In short, they just asked him to use the power of the Executive. Wasn’t this the justification behind the suit? Wasn’t this the rationale for contemplating impeachment?

Irony is a cruel jokester.

Thursday
Jul312014

Sue? Impeach?

What a juicy topic, what an astonishing topic. The GOP is playing with fire, first a small burning stick; after that, perhaps, a three-alarm conflagration. Boehner is moving closer to suing President Obama for … hold on to your whatever-the-fuck-you-hold-onto-in-moments-of-lunacy … excessive use of presidential Executive Orders. And, if this childish gambit should perhaps gain purchase with Congress, the Republicans will move on to the big one: Impeach the usurper.

A quick look at the ways in which modern presidents have used the power of their office to push issues using Executive Orders reveals some interesting facts and numbers. Here are the data, the average number of Executive Orders issued in each term by each of the last eleven presidents going back to Eisenhower:

Ike:           61

JFK:          75

LBJ:          63

Nixon:       62

Ford:         61

Carter:      80

Reagan:    48

Bush I:     42

Clinton:    46

Bush II:   37

Obama:   33

So Boehner is suing Obama for using the legitimate power of the presidency at a rate that is less than any president since WW II. And, in case you think I’m cherry-picking data here, here are the numbers from earlier days: T. Roosevelt - 145, Taft - 181, Wilson - 225, Harding - 216 , Coolidge - 215, Hoover - 245, FDR - 291, Truman - 117.

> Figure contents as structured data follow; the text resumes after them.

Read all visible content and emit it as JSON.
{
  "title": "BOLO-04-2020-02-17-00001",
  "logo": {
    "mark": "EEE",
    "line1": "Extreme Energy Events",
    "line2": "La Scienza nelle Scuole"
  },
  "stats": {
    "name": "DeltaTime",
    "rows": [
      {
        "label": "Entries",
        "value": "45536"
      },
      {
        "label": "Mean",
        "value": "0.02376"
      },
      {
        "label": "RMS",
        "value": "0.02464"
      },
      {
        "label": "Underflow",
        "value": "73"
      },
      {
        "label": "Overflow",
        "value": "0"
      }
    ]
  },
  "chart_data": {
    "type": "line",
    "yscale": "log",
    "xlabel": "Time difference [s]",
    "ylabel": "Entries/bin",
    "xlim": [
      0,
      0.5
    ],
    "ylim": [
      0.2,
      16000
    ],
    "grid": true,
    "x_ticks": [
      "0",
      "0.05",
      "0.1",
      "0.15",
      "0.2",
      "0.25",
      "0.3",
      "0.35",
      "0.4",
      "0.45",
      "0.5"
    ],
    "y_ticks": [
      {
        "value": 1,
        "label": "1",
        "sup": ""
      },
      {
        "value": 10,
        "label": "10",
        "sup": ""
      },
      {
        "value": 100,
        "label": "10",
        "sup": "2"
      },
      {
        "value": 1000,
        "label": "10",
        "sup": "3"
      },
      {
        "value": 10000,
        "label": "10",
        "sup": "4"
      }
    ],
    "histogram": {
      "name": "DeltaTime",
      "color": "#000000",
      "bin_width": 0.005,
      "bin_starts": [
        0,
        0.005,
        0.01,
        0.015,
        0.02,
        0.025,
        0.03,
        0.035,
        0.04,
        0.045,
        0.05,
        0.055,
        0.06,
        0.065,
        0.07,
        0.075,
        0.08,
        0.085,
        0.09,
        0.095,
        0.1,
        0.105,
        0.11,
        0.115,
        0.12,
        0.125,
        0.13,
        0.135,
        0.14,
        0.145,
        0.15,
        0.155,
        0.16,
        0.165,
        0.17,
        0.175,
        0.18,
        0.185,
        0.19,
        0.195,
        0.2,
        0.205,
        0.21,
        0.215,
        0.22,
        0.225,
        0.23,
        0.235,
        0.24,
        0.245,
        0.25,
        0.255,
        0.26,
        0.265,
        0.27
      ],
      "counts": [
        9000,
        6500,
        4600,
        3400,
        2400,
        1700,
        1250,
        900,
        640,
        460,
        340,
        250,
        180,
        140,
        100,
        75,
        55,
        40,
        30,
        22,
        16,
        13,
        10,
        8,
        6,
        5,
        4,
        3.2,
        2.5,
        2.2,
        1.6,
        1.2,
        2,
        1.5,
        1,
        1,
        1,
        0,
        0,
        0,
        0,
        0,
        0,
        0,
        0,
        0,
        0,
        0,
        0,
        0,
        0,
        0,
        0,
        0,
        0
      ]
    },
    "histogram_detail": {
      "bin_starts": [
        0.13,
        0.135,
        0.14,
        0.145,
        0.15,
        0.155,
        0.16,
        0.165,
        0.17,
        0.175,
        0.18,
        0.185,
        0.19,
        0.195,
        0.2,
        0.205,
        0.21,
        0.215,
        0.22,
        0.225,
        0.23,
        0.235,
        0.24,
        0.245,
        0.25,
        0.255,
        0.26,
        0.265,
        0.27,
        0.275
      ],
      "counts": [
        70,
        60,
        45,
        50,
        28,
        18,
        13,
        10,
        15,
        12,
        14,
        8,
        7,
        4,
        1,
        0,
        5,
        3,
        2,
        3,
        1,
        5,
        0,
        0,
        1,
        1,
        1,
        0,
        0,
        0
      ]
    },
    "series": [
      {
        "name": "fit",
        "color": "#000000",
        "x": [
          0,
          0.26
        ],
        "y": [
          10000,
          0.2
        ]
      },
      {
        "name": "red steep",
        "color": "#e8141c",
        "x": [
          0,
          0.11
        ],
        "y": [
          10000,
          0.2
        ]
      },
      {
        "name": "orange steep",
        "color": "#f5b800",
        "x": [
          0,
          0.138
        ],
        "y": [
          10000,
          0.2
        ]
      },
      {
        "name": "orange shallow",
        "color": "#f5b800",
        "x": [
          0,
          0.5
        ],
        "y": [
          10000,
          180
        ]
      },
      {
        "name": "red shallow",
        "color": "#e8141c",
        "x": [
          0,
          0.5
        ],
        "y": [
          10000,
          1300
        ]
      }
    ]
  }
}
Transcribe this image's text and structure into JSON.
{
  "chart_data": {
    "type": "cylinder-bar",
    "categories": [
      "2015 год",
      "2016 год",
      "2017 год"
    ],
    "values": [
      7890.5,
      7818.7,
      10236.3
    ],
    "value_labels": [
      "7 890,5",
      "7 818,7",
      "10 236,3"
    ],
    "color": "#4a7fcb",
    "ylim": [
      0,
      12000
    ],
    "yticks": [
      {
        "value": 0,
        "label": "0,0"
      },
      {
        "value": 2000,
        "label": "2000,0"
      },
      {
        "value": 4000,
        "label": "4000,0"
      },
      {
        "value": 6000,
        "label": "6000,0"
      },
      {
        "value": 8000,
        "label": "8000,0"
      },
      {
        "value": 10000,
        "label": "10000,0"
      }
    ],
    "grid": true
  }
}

So, he’s suing Obama for using Executive Orders less frequently than any president in the last century. In fact, you have to go back to Grover Cleveland to find a president more reluctant to use this constitutional presidential power.

But here’s the really weird, off the end of the pier, angle. Since Boehner can’t just say “he’s using his constitutionally guaranteed prerogatives,” he has to identify one or more specific instances of presidential over-reach. So what does he pick? The claim that Obama has displayed his dictatorial, “kingly” side by ordering the delay of one of the features of Obamacare.

It is really difficult to get one’s mind around this — particularly if you’re the possessor of a mind that still functions. The GOP has voted over fifty times to repeal the Affordable Care Act. When these quixotic efforts went nowhere (as they had to), they turned to insisting that the clause mandating that all companies provide health care for all its employees be revoked or, failing that, at least delayed.

And, astonishingly, Obama did just that. He used an Executive Order to suspend temporarily the requirement that all companies fulfill the letter of the law here, giving them the additional time needed to process the complex paperwork.

So Boehner and the lunatics who have infiltrated what was once a genuinely “Grand” Old Party are suing Obama for doing what they said they wanted him to do….

That muffled explosion you just heard was my brain exploding.